Blak-blakan Seorang LC: Alasan Klasik Terjerumus Dunia Malam dan Kegetirannya

Blak-blakan Seorang LC: Alasan Klasik Terjerumus Dunia Malam dan Kegetirannya

Oktavian Balang - detikKalimantan
Jumat, 16 Mei 2025 12:00 WIB
Ilustrasi prostitusi (PSK)
Ilustrasi LC/Foto: Getty Images/KM6064
Tarakan -

Enjelica (bukan nama sebenarnya), seorang wanita berusia 24 tahun, berbagi kisahnya sebagai lady companion (LC) di salah satu tempat hiburan malam di Kota Tarakan, Kalimantan Utara.

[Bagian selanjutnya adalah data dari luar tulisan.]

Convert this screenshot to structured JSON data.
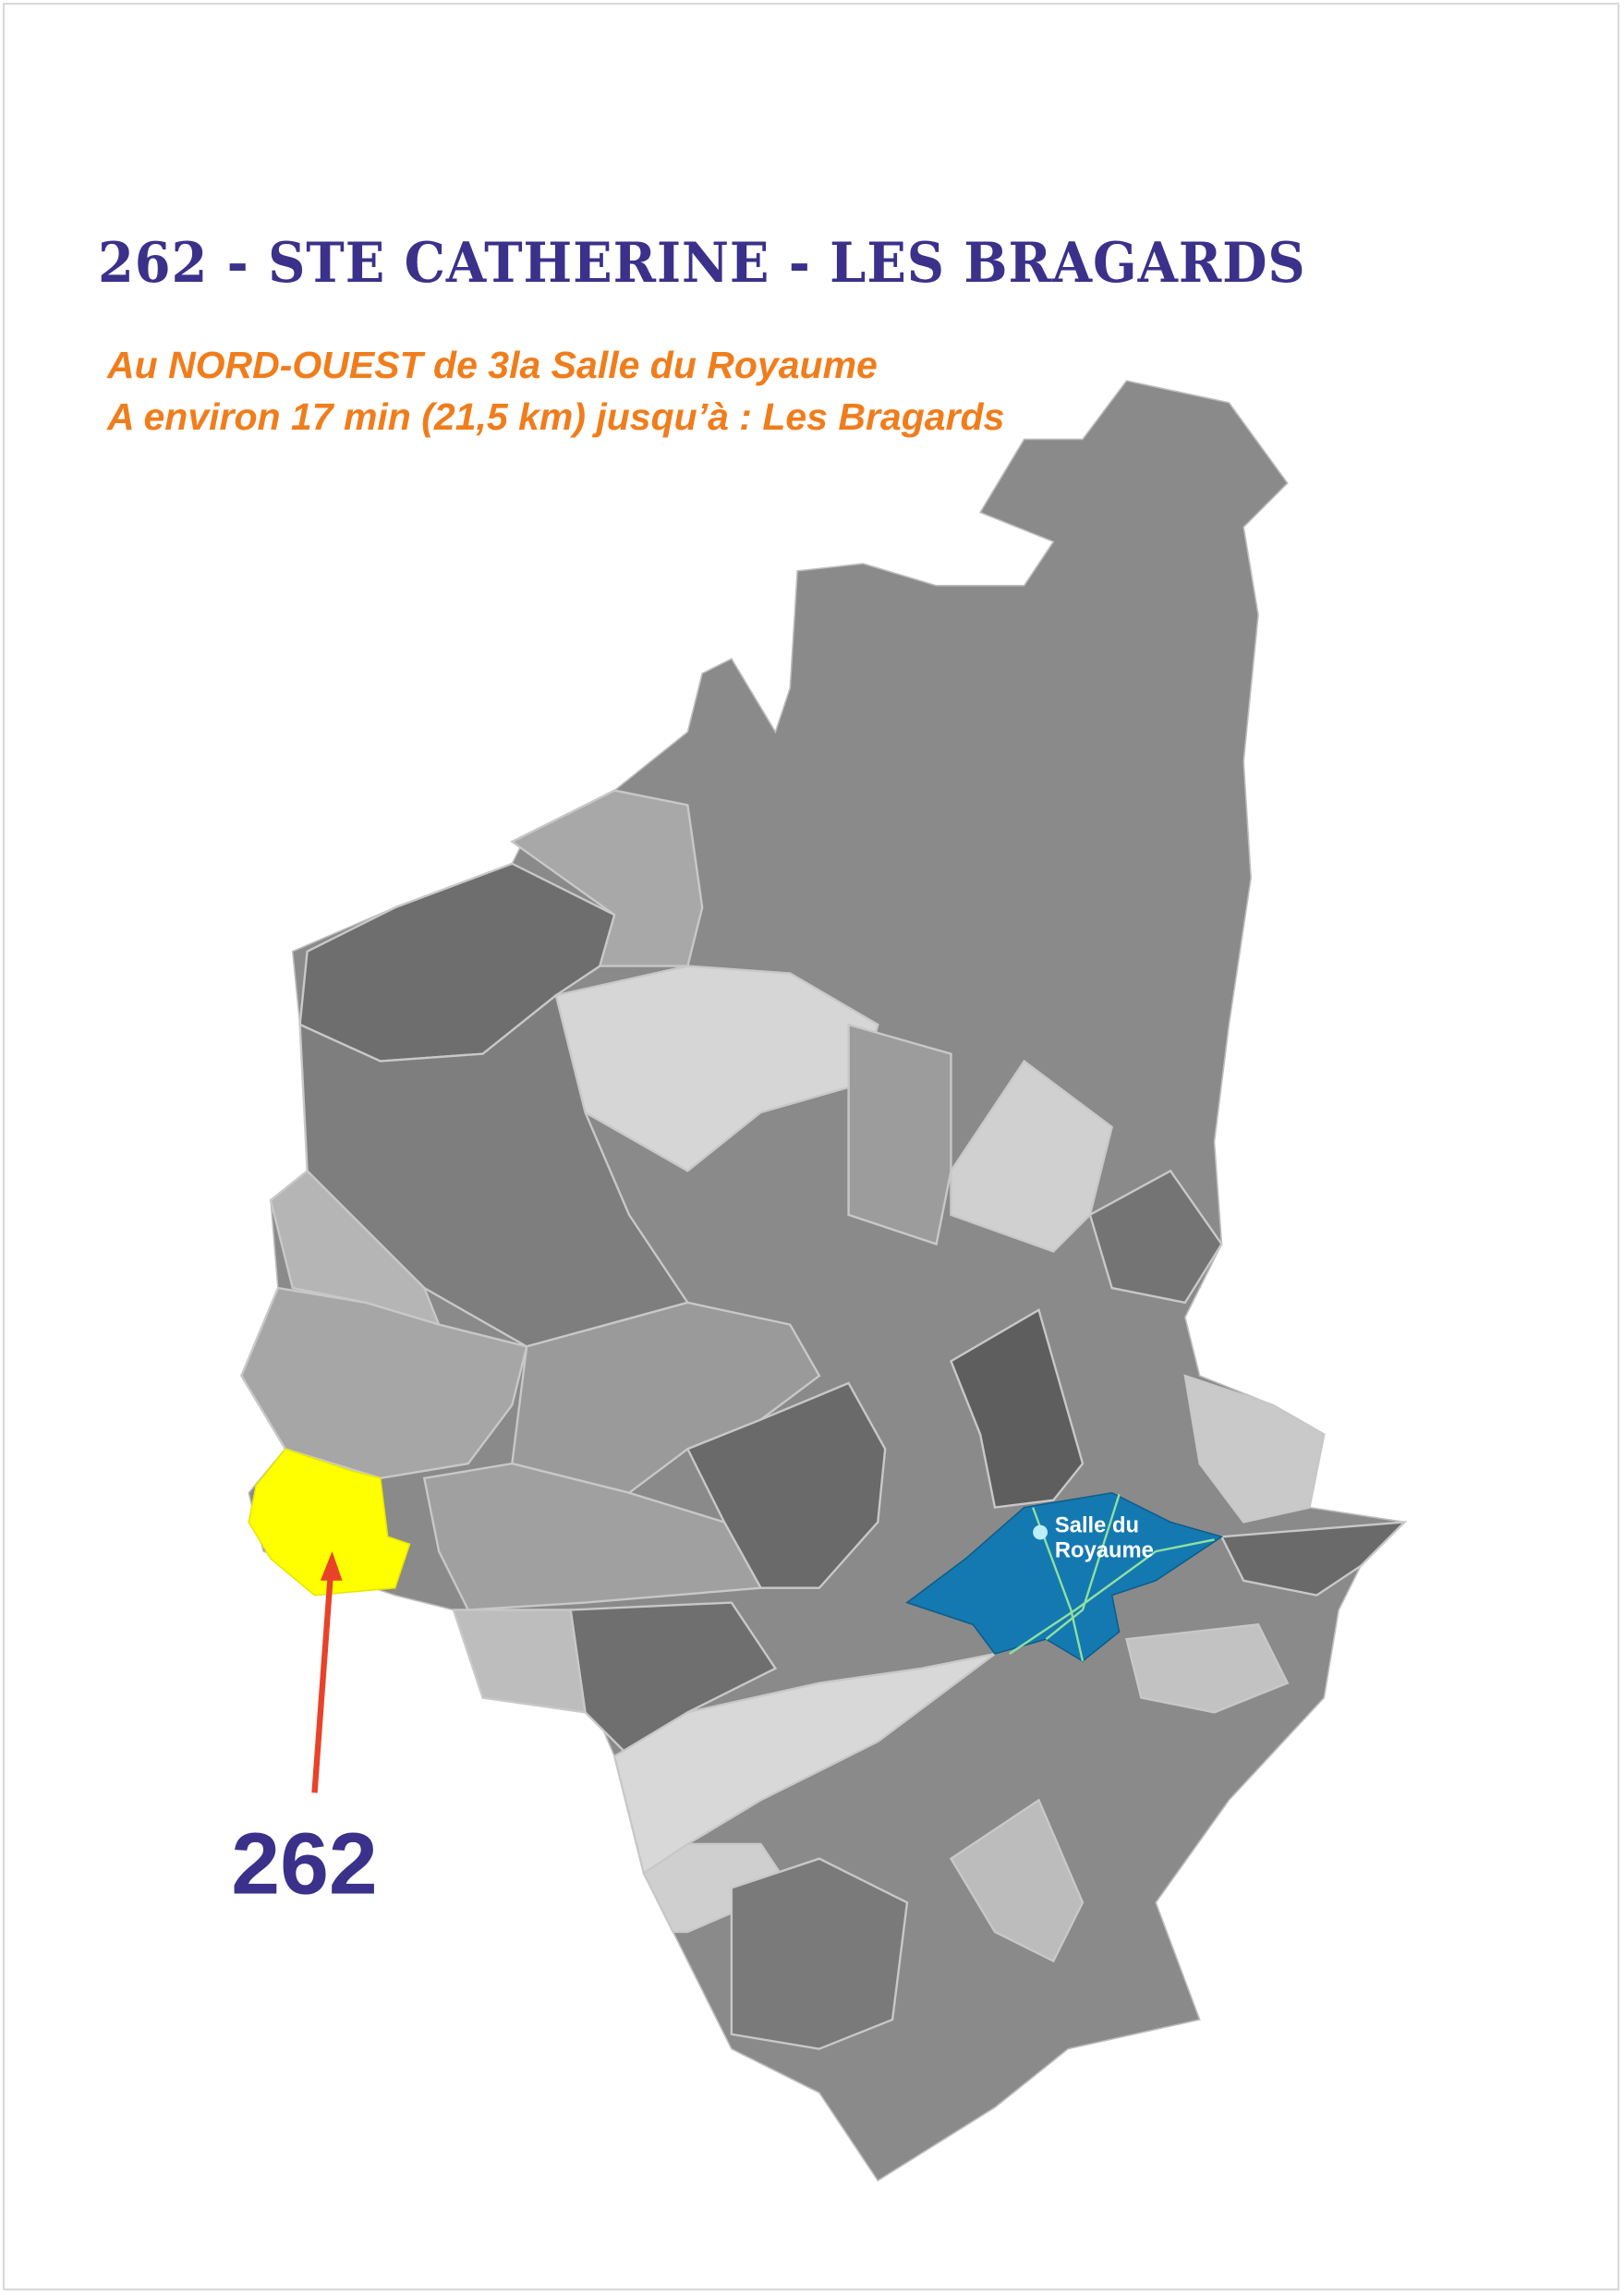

Enjelica baru dua bulan bekerja. Ia mengaku terjun ke dunia malam karena tekanan ekonomi dan statusnya sebagai perantau yang harus mengirim uang ke kampung halaman.

"Saya perantau, masih single, dan kirim uang ke kampung. Karena ekonomi, saya masuk ke kerjaan ini," ujar Enjelica kepada detikKalimantan, Kamis (15/5/2025).

ADVERTISEMENT

SCROLL TO CONTINUE WITH CONTENT

Tugas dan Penghasilan di Dunia Malam

Enjelica menjelaskan tugasnya sebagai LC adalah menemani tamu minum dan karaoke. Dalam sekali menemani tamu hingga selesai, ia mendapat Rp 420 ribu termasuk paket rokok, tisu, dan camilan. Namun, setelah dibagi dengan tempat ia bekerja, Enjelica hanya menerima Rp 150 ribu.

"Paling sehari sekali terima tamu, karena biasanya tamu manggil sampai tempat tutup," katanya.

Enjelica menyebut tamu tidak pernah memaksa minum. Ia juga selektif memilih tamu.

"Saya pilih-pilih tamu. Kalau keluar atau booking, hanya dengan orang yang sudah saya kenal," ungkapnya.

Dalam tiga kali 'kencan' dengan tamu, Enjelica mematok tarif Rp 2,5 juta. Penghasilan bersihnya Rp 1,5 juta hingga Rp 2 juta, tergantung lokasi.

Pengalaman Pahit dan Risiko Penipuan

Meski baru sebentar bekerja, Enjelica pernah mengalami penipuan. Ia menceritakan pengalaman saat seorang tamu yang dikenalnya melalui teman mengajaknya check-in tanpa membahas harga sebelumnya.

"Saya kira dia paham kalau kerja begini harus bayar. Tapi setelah saya tagih, dia bilang nunggu uang dari bosnya. Sampai sekarang tidak dibayar, sekitar Rp 2 juta," keluhnya.

Enjelica sudah berupaya menagih melalui teman-temannya, namun pelaku tetap menolak membayar. Meski kecewa, ia enggan melapor ke polisi.

"Saya nggak berani lapor ke kepolisian," katanya.

Kesehatan dan Keamanan Jadi Prioritas

Enjelica menegaskan dirinya selalu menggunakan pengaman saat berhubungan badan dengan tamu dan membatasi layanan. Ia juga rutin menjalani pemeriksaan kesehatan.

"Di sini ada cek kesehatan gratis tiap tiga bulan, tapi saya sering cek sendiri setiap dua minggu, bayar Rp 200 ribu," ujarnya.

Menurut Enjelica, tempat kerjanya jarang mengizinkan LC 'keluar' dengan tamu, sehingga risiko pelecehan minim. "Pelecehan belum pernah, dan di sini jarang ada yang ngajak keluar atau booking," tambahnya.

Realitas Pilihan Hidup dan Stigma

Enjelica mengaku baru memberanikan diri masuk dunia malam setelah sempat ragu. "Awalnya nggak berani, dunia malam saja baru berani," katanya.

Ia membedakan dirinya dengan pekerja open BO yang aktif mencari tamu setiap malam. "Kalau saya nggak tiap malam cari tamu, cuma nemani minum dan pilih-pilih kalau keluar," jelasnya.

Tekanan ekonomi sebagai perantau menjadi pendorong utama keputusannya. Enjelica berharap masyarakat tidak langsung menghakimi pekerja seperti dirinya tanpa memahami latar belakangnya.

"Ini soal kebutuhan ekonomi, bukan kemauan," tutupnya.